In 1924, Neff was hired to, once again, design and build a residence on Angelo Drive. Film director, Fred Niblo and his wife had purchased land just below The Enchanted Hills estate and wanted Neff to work his magic on their property. Niblo had once been a Broadway actor, where he met his first wife Josephine Cohan. The pair began traveling and performing on stages around the world. In 1916, while living in Australia, Josephine passed away leaving behind Niblo and their only son. Niblo decided it was time to stop traveling and turned his attention to filmmaking. He starred in two films while in Australia and fell in love with his co-star Enid Bennett.
Niblo and Bennett married and moved back to Southern California. They bought their 7-acres on Angelo Drive where Neff would build their Spanish Colonial Revival home. During the design phase, Neff chose to create the home in a semi-circle to take advantage of the 360 degree views of the Pacific Ocean, downtown Los Angeles and two of the most prestigious communities in the area, Holmby Hills and Beverly Hills. The home itself was extravagant, containing twenty-two rooms that included six bedrooms and bathrooms, a large oval entranceway, a library, living area and dining room. The favorite room in the house for Neff was in his basement “man-cave.” The 54-foot long basement was decorated with memorabilia from his recent movies and was split into separate rooms which contained a billiards table, a wet bar, a projection room and a curio room where Bennett could display souvenirs from their travels.

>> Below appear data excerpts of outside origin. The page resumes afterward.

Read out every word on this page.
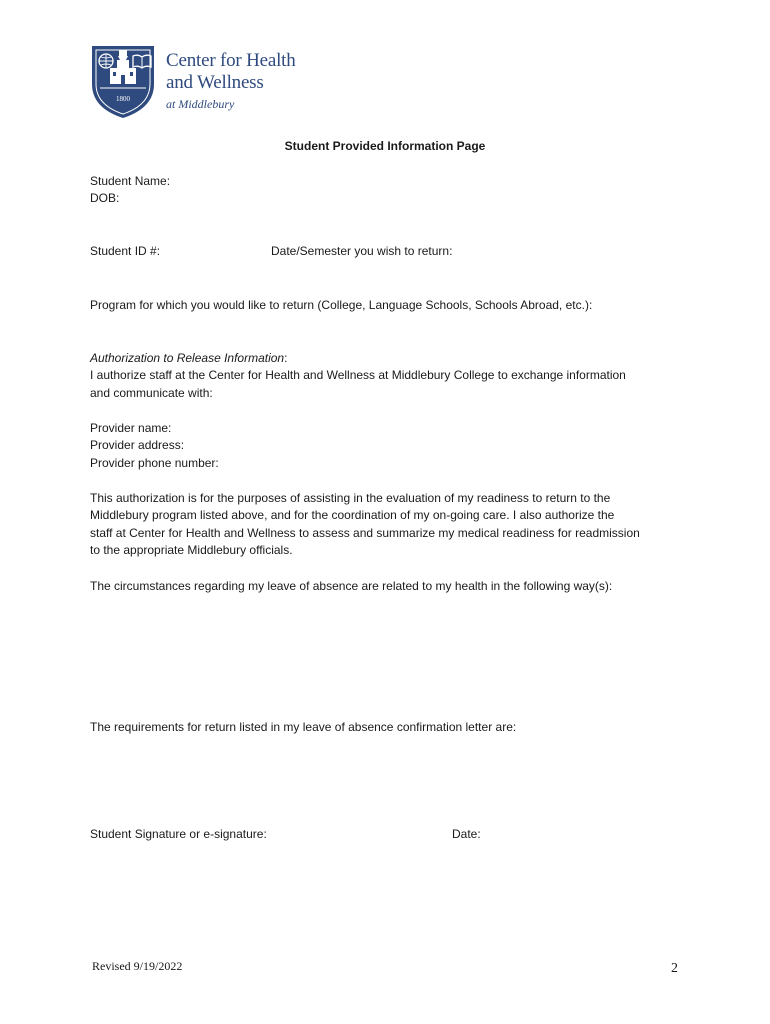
1800
Center for Health
and Wellness
at Middlebury
Student Provided Information Page
Student Name:
DOB:
Student ID #:	Date/Semester you wish to return:
Program for which you would like to return (College, Language Schools, Schools Abroad, etc.):
Authorization to Release Information:
I authorize staff at the Center for Health and Wellness at Middlebury College to exchange information
and communicate with:
Provider name:
Provider address:
Provider phone number:
This authorization is for the purposes of assisting in the evaluation of my readiness to return to the
Middlebury program listed above, and for the coordination of my on-going care. I also authorize the
staff at Center for Health and Wellness to assess and summarize my medical readiness for readmission
to the appropriate Middlebury officials.
The circumstances regarding my leave of absence are related to my health in the following way(s):
The requirements for return listed in my leave of absence confirmation letter are:
Student Signature or e-signature:	Date:
Revised 9/19/2022	2
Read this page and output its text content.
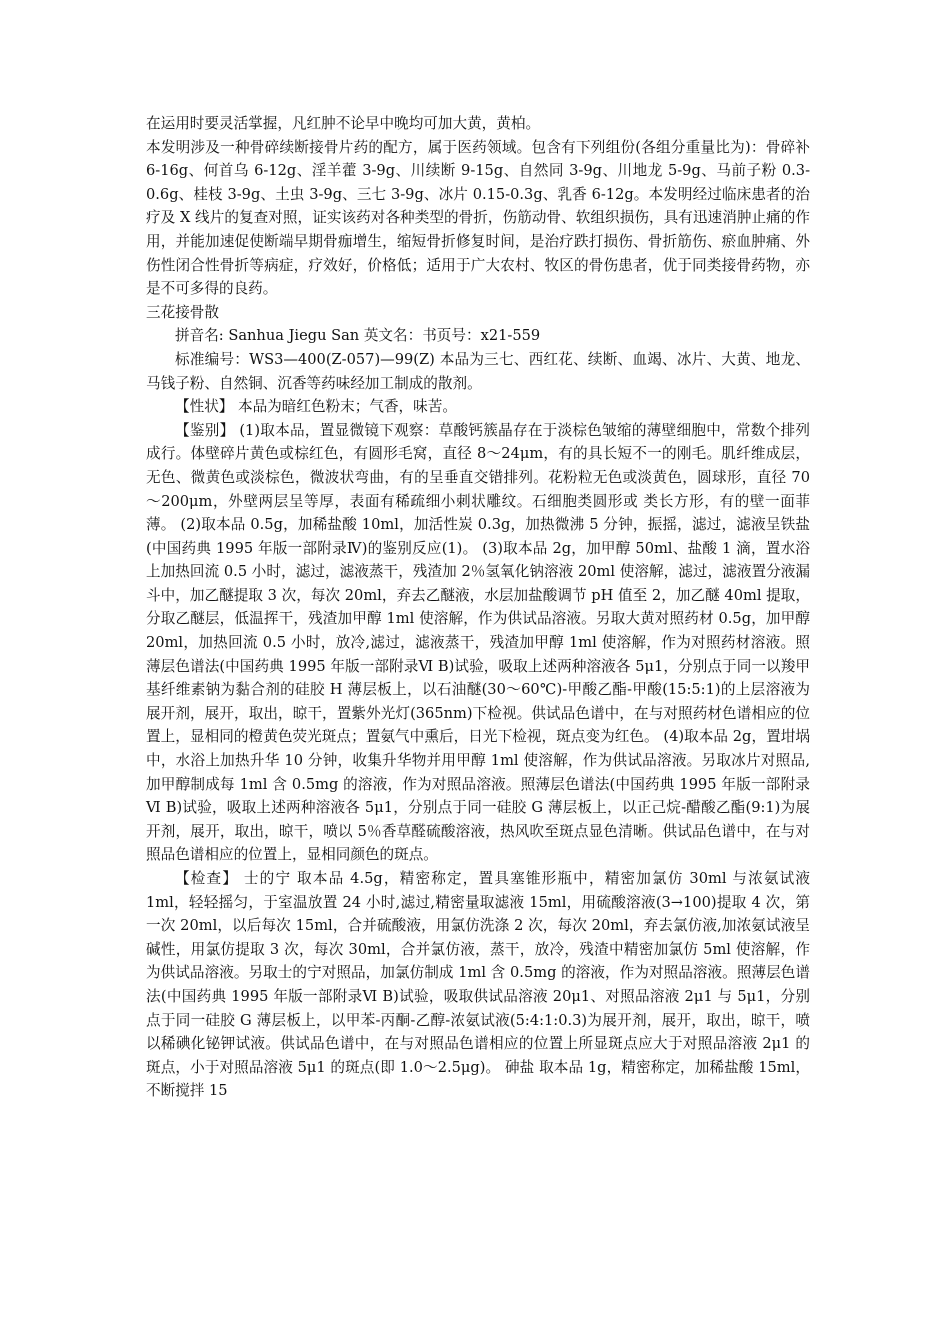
在运用时要灵活掌握，凡红肿不论早中晚均可加大黄，黄柏。

本发明涉及一种骨碎续断接骨片药的配方，属于医药领域。包含有下列组份(各组分重量比为)：骨碎补 6-16g、何首乌 6-12g、淫羊藿 3-9g、川续断 9-15g、自然同 3-9g、川地龙 5-9g、马前子粉 0.3-0.6g、桂枝 3-9g、土虫 3-9g、三七 3-9g、冰片 0.15-0.3g、乳香 6-12g。本发明经过临床患者的治疗及 X 线片的复查对照，证实该药对各种类型的骨折，伤筋动骨、软组织损伤，具有迅速消肿止痛的作用，并能加速促使断端早期骨痂增生，缩短骨折修复时间，是治疗跌打损伤、骨折筋伤、瘀血肿痛、外伤性闭合性骨折等病症，疗效好，价格低；适用于广大农村、牧区的骨伤患者，优于同类接骨药物，亦是不可多得的良药。

三花接骨散

拼音名: Sanhua Jiegu San 英文名：书页号：x21-559

标准编号：WS3—400(Z-057)—99(Z) 本品为三七、西红花、续断、血竭、冰片、大黄、地龙、马钱子粉、自然铜、沉香等药味经加工制成的散剂。

【性状】 本品为暗红色粉末；气香，味苦。

【鉴别】 (1)取本品，置显微镜下观察：草酸钙簇晶存在于淡棕色皱缩的薄壁细胞中，常数个排列成行。体壁碎片黄色或棕红色，有圆形毛窝，直径 8～24μm，有的具长短不一的刚毛。肌纤维成层，无色、微黄色或淡棕色，微波状弯曲，有的呈垂直交错排列。花粉粒无色或淡黄色，圆球形，直径 70～200μm，外壁两层呈等厚，表面有稀疏细小刺状雕纹。石细胞类圆形或 类长方形，有的壁一面菲薄。 (2)取本品 0.5g，加稀盐酸 10ml，加活性炭 0.3g，加热微沸 5 分钟，振摇，滤过，滤液呈铁盐(中国药典 1995 年版一部附录Ⅳ)的鉴别反应(1)。 (3)取本品 2g，加甲醇 50ml、盐酸 1 滴，置水浴上加热回流 0.5 小时，滤过，滤液蒸干，残渣加 2％氢氧化钠溶液 20ml 使溶解，滤过，滤液置分液漏斗中，加乙醚提取 3 次，每次 20ml，弃去乙醚液，水层加盐酸调节 pH 值至 2，加乙醚 40ml 提取，分取乙醚层，低温挥干，残渣加甲醇 1ml 使溶解，作为供试品溶液。另取大黄对照药材 0.5g，加甲醇 20ml，加热回流 0.5 小时，放冷,滤过，滤液蒸干，残渣加甲醇 1ml 使溶解，作为对照药材溶液。照薄层色谱法(中国药典 1995 年版一部附录Ⅵ B)试验，吸取上述两种溶液各 5μ1，分别点于同一以羧甲基纤维素钠为黏合剂的硅胶 H 薄层板上，以石油醚(30～60℃)-甲酸乙酯-甲酸(15:5:1)的上层溶液为展开剂，展开，取出，晾干，置紫外光灯(365nm)下检视。供试品色谱中，在与对照药材色谱相应的位置上，显相同的橙黄色荧光斑点；置氨气中熏后，日光下检视，斑点变为红色。 (4)取本品 2g，置坩埚中，水浴上加热升华 10 分钟，收集升华物并用甲醇 1ml 使溶解，作为供试品溶液。另取冰片对照品,加甲醇制成每 1ml 含 0.5mg 的溶液，作为对照品溶液。照薄层色谱法(中国药典 1995 年版一部附录Ⅵ B)试验，吸取上述两种溶液各 5μ1，分别点于同一硅胶 G 薄层板上，以正己烷-醋酸乙酯(9:1)为展开剂，展开，取出，晾干，喷以 5％香草醛硫酸溶液，热风吹至斑点显色清晰。供试品色谱中，在与对照品色谱相应的位置上，显相同颜色的斑点。

【检查】 士的宁 取本品 4.5g，精密称定，置具塞锥形瓶中，精密加氯仿 30ml 与浓氨试液 1ml，轻轻摇匀，于室温放置 24 小时,滤过,精密量取滤液 15ml，用硫酸溶液(3→100)提取 4 次，第一次 20ml，以后每次 15ml，合并硫酸液，用氯仿洗涤 2 次，每次 20ml，弃去氯仿液,加浓氨试液呈碱性，用氯仿提取 3 次，每次 30ml，合并氯仿液，蒸干，放冷，残渣中精密加氯仿 5ml 使溶解，作为供试品溶液。另取士的宁对照品，加氯仿制成 1ml 含 0.5mg 的溶液，作为对照品溶液。照薄层色谱法(中国药典 1995 年版一部附录Ⅵ B)试验，吸取供试品溶液 20μ1、对照品溶液 2μ1 与 5μ1，分别点于同一硅胶 G 薄层板上，以甲苯-丙酮-乙醇-浓氨试液(5:4:1:0.3)为展开剂，展开，取出，晾干，喷以稀碘化铋钾试液。供试品色谱中，在与对照品色谱相应的位置上所显斑点应大于对照品溶液 2μ1 的斑点，小于对照品溶液 5μ1 的斑点(即 1.0～2.5μg)。 砷盐 取本品 1g，精密称定，加稀盐酸 15ml，不断搅拌 15
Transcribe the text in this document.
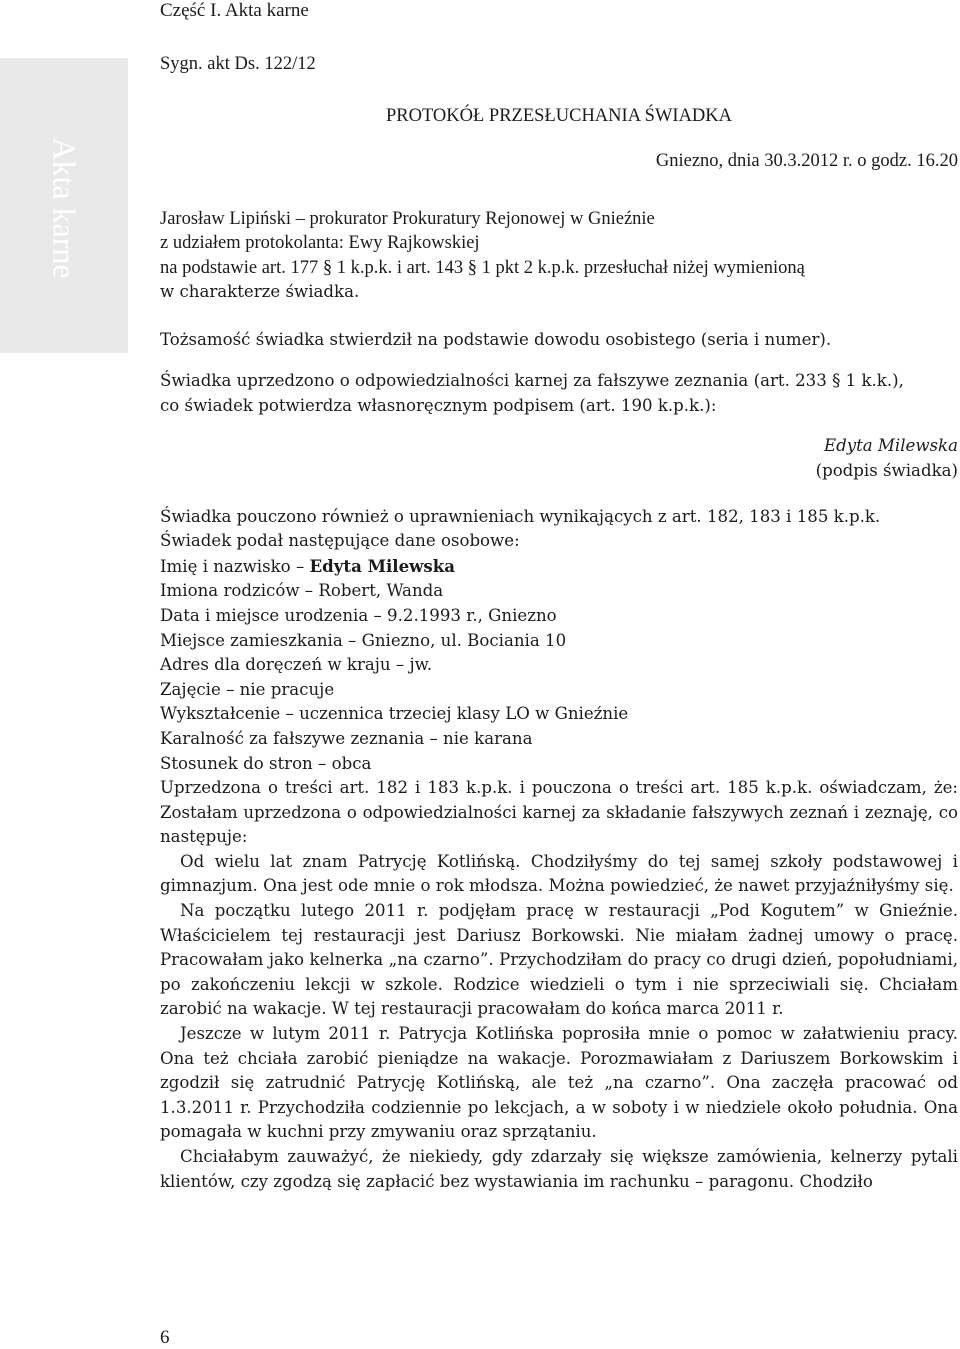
Akta karne

Część I. Akta karne

Sygn. akt Ds. 122/12

PROTOKÓŁ PRZESŁUCHANIA ŚWIADKA

Gniezno, dnia 30.3.2012 r. o godz. 16.20

Jarosław Lipiński – prokurator Prokuratury Rejonowej w Gnieźnie

z udziałem protokolanta: Ewy Rajkowskiej

na podstawie art. 177 § 1 k.p.k. i art. 143 § 1 pkt 2 k.p.k. przesłuchał niżej wymienioną

w charakterze świadka.

Tożsamość świadka stwierdził na podstawie dowodu osobistego (seria i numer).

Świadka uprzedzono o odpowiedzialności karnej za fałszywe zeznania (art. 233 § 1 k.k.),

co świadek potwierdza własnoręcznym podpisem (art. 190 k.p.k.):

Edyta Milewska

(podpis świadka)

Świadka pouczono również o uprawnieniach wynikających z art. 182, 183 i 185 k.p.k.

Świadek podał następujące dane osobowe:

Imię i nazwisko – Edyta Milewska

Imiona rodziców – Robert, Wanda

Data i miejsce urodzenia – 9.2.1993 r., Gniezno

Miejsce zamieszkania – Gniezno, ul. Bociania 10

Adres dla doręczeń w kraju – jw.

Zajęcie – nie pracuje

Wykształcenie – uczennica trzeciej klasy LO w Gnieźnie

Karalność za fałszywe zeznania – nie karana

Stosunek do stron – obca

Uprzedzona o treści art. 182 i 183 k.p.k. i pouczona o treści art. 185 k.p.k. oświadczam, że: Zostałam uprzedzona o odpowiedzialności karnej za składanie fałszywych zeznań i zeznaję, co następuje:

Od wielu lat znam Patrycję Kotlińską. Chodziłyśmy do tej samej szkoły podstawowej i gimnazjum. Ona jest ode mnie o rok młodsza. Można powiedzieć, że nawet przyjaźniłyśmy się.

Na początku lutego 2011 r. podjęłam pracę w restauracji „Pod Kogutem” w Gnieźnie. Właścicielem tej restauracji jest Dariusz Borkowski. Nie miałam żadnej umowy o pracę. Pracowałam jako kelnerka „na czarno”. Przychodziłam do pracy co drugi dzień, popołudniami, po zakończeniu lekcji w szkole. Rodzice wiedzieli o tym i nie sprzeciwiali się. Chciałam zarobić na wakacje. W tej restauracji pracowałam do końca marca 2011 r.

Jeszcze w lutym 2011 r. Patrycja Kotlińska poprosiła mnie o pomoc w załatwieniu pracy. Ona też chciała zarobić pieniądze na wakacje. Porozmawiałam z Dariuszem Borkowskim i zgodził się zatrudnić Patrycję Kotlińską, ale też „na czarno”. Ona zaczęła pracować od 1.3.2011 r. Przychodziła codziennie po lekcjach, a w soboty i w niedziele około południa. Ona pomagała w kuchni przy zmywaniu oraz sprzątaniu.

Chciałabym zauważyć, że niekiedy, gdy zdarzały się większe zamówienia, kelnerzy pytali klientów, czy zgodzą się zapłacić bez wystawiania im rachunku – paragonu. Chodziło

6
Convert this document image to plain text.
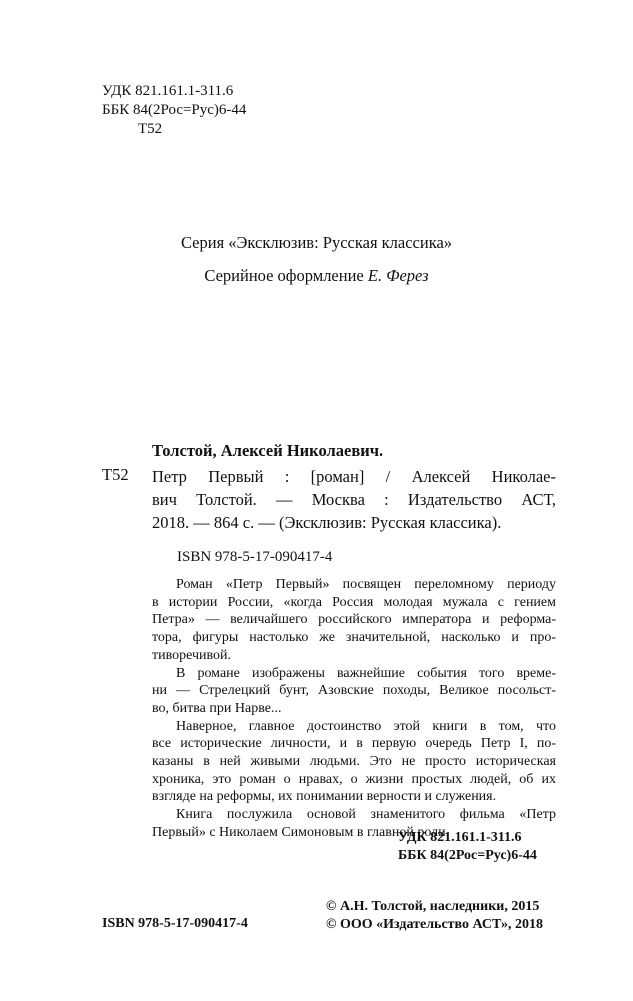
УДК 821.161.1-311.6
ББК 84(2Рос=Рус)6-44
Т52
Серия «Эксклюзив: Русская классика»
Серийное оформление Е. Ферез
Толстой, Алексей Николаевич.
Т52 Петр Первый : [роман] / Алексей Николае-
вич Толстой. — Москва : Издательство АСТ,
2018. — 864 с. — (Эксклюзив: Русская классика).
ISBN 978-5-17-090417-4
Роман «Петр Первый» посвящен переломному периоду
в истории России, «когда Россия молодая мужала с гением
Петра» — величайшего российского императора и реформа-
тора, фигуры настолько же значительной, насколько и про-
тиворечивой.
В романе изображены важнейшие события того време-
ни — Стрелецкий бунт, Азовские походы, Великое посольст-
во, битва при Нарве...
Наверное, главное достоинство этой книги в том, что
все исторические личности, и в первую очередь Петр I, по-
казаны в ней живыми людьми. Это не просто историческая
хроника, это роман о нравах, о жизни простых людей, об их
взгляде на реформы, их понимании верности и служения.
Книга послужила основой знаменитого фильма «Петр
Первый» с Николаем Симоновым в главной роли.
УДК 821.161.1-311.6
ББК 84(2Рос=Рус)6-44
© А.Н. Толстой, наследники, 2015
© ООО «Издательство АСТ», 2018
ISBN 978-5-17-090417-4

The landscape surrounding the home was just as lavish with tennis courts, a swimming pool, a croquet lawn and a large playground for the children. The front of the home was decorated with beautiful gardens, and to the south was an expanse of immaculate lawn. The driveway was constructed in a circular pattern so guests could be driven to the front entryway, dropped off and the driver could pull away in one graceful motion. Neff and Bennett loved their home and kept it for many years. When they sold it, the new owners were just as fond of the home and chose to keep much of it the same. Even now, the owners of the Misty Mountain Estate appreciate the classic beauty, and it is one of the few homes from the Old Hollywood Era that is still much the same as it was when it was first built.